Disk C supported altering the amount of over-provisioning it provides, however changing this didn't seem to do much.
"wsc" based tests showed considerable improvements adjusting stride and stripe related settings, with disk A showing very little difference between configurations, but with other disks having different sweet-spots and bad configurations. Application load tests didn't show a great deal of difference, and in disk D made things worse.
But crucially, enabling drive write-back cache seemingly had next to no impact on disks A and D, but improved disks B and C substantially. To the point where we are using our current stock of disk B in production machines now.
And perhaps one of the biggest realisations for us: our application load test wasn't fair.
To elaborate, our application load test typically consists of three or four machines. One will be the system under test (or "victim"), one or two of them will be load generators, and the third will be a mock origin. The mock origin we had been testing with simply returns files consisting entirely of dots.
Now, we don't do HTTP compression (not during load tests, anyway) and our cache doesn't compress either, so the fact that a file consisting of N dots is highly compressible doesn't matter for most of the chain.
Now recall that some approaches to write amplification include compression and block deduplication...
It just so happens that disk A does these things, probably turning several gibibytes of writes into a few kibibytes of flash usage. The other disks tested do not appear to do these tricks.
After replacing the mock origin with something that produced data that looked truly random (this was measured with the nifty ENT tool), the incredible load test results from disk A started looking a lot like the other disks. The difference is remarkable - for 1.7MiB media segment, we had one test report a mean response time of 918ms, which increased to 3183ms when random data was used. Additionally, write-back cache also seemed to have an impact on disk A with random data, with mean response times dropping to 2035ms.
We learned a few things:
We should run canaries for longer and cover all different traffic profiles.
How long is longer? Who knows! We've settled on a couple of weeks. It's important to acknowledge that we can't know exactly how long.
We should test with and without disk caches.

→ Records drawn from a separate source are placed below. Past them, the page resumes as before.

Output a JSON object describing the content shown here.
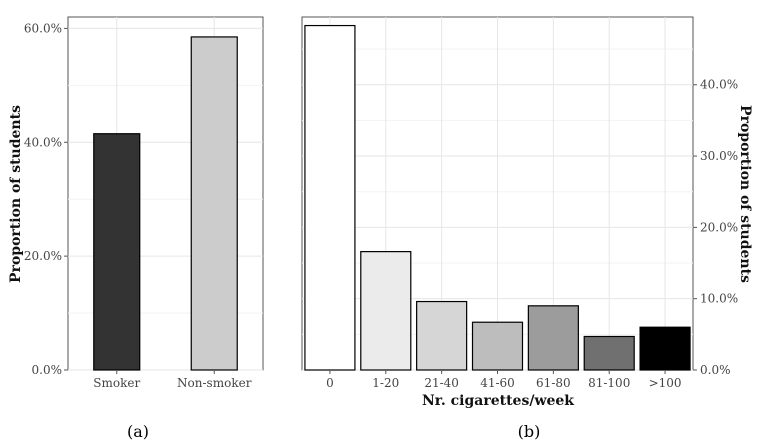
{
  "chart_data": [
    {
      "panel": "(a)",
      "type": "bar",
      "categories": [
        "Smoker",
        "Non-smoker"
      ],
      "values": [
        41.5,
        58.5
      ],
      "colors": [
        "#333333",
        "#cccccc"
      ],
      "ylabel": "Proportion of students",
      "xlabel": "",
      "ylim": [
        0,
        62
      ],
      "yticks": [
        0,
        20,
        40,
        60
      ],
      "ytick_labels": [
        "0.0%",
        "20.0%",
        "40.0%",
        "60.0%"
      ],
      "yaxis_position": "left",
      "grid": true
    },
    {
      "panel": "(b)",
      "type": "bar",
      "categories": [
        "0",
        "1-20",
        "21-40",
        "41-60",
        "61-80",
        "81-100",
        ">100"
      ],
      "values": [
        48.3,
        16.6,
        9.6,
        6.7,
        9.0,
        4.7,
        6.0
      ],
      "colors": [
        "#ffffff",
        "#ebebeb",
        "#d6d6d6",
        "#bdbdbd",
        "#9c9c9c",
        "#707070",
        "#000000"
      ],
      "ylabel": "Proportion of students",
      "xlabel": "Nr. cigarettes/week",
      "ylim": [
        0,
        49.5
      ],
      "yticks": [
        0,
        10,
        20,
        30,
        40
      ],
      "ytick_labels": [
        "0.0%",
        "10.0%",
        "20.0%",
        "30.0%",
        "40.0%"
      ],
      "yaxis_position": "right",
      "grid": true
    }
  ]
}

As a team developing and maintaining caching infrastructure, we should know that caches are important. It seems that the impact of write-back cache can vary and any new disk should be tested with it both enabled and disabled.
There is no silver bullet to testing.
Hardware can be unpredictable so keep an eye on things.
Oh, and somewhat representative load tests are important.
Even for testing disks.
Disk A, the unassailable incumbent, was found wanting on a more level playing field.
* Whether it's a 1 or a 0 that's easier to write depends on the logic level used, logical high (where a high voltage equals 1 and a low voltage equals 0) is probably the most common, and the convention used here.
** Note that the term block in the context of flash memory should not be confused with the logical block in logical block addressing, which is how data is addressed by the host.
*** Frustratingly, there were some things we couldn't verify, at least not with the way we work, namely the actual filesystem partition alignment of our disks. The RAID controllers we use reserve some disk space for metadata. We don't know where on the disk that is and whether it pushes all of our partition/stride/stripe settings out of alignment.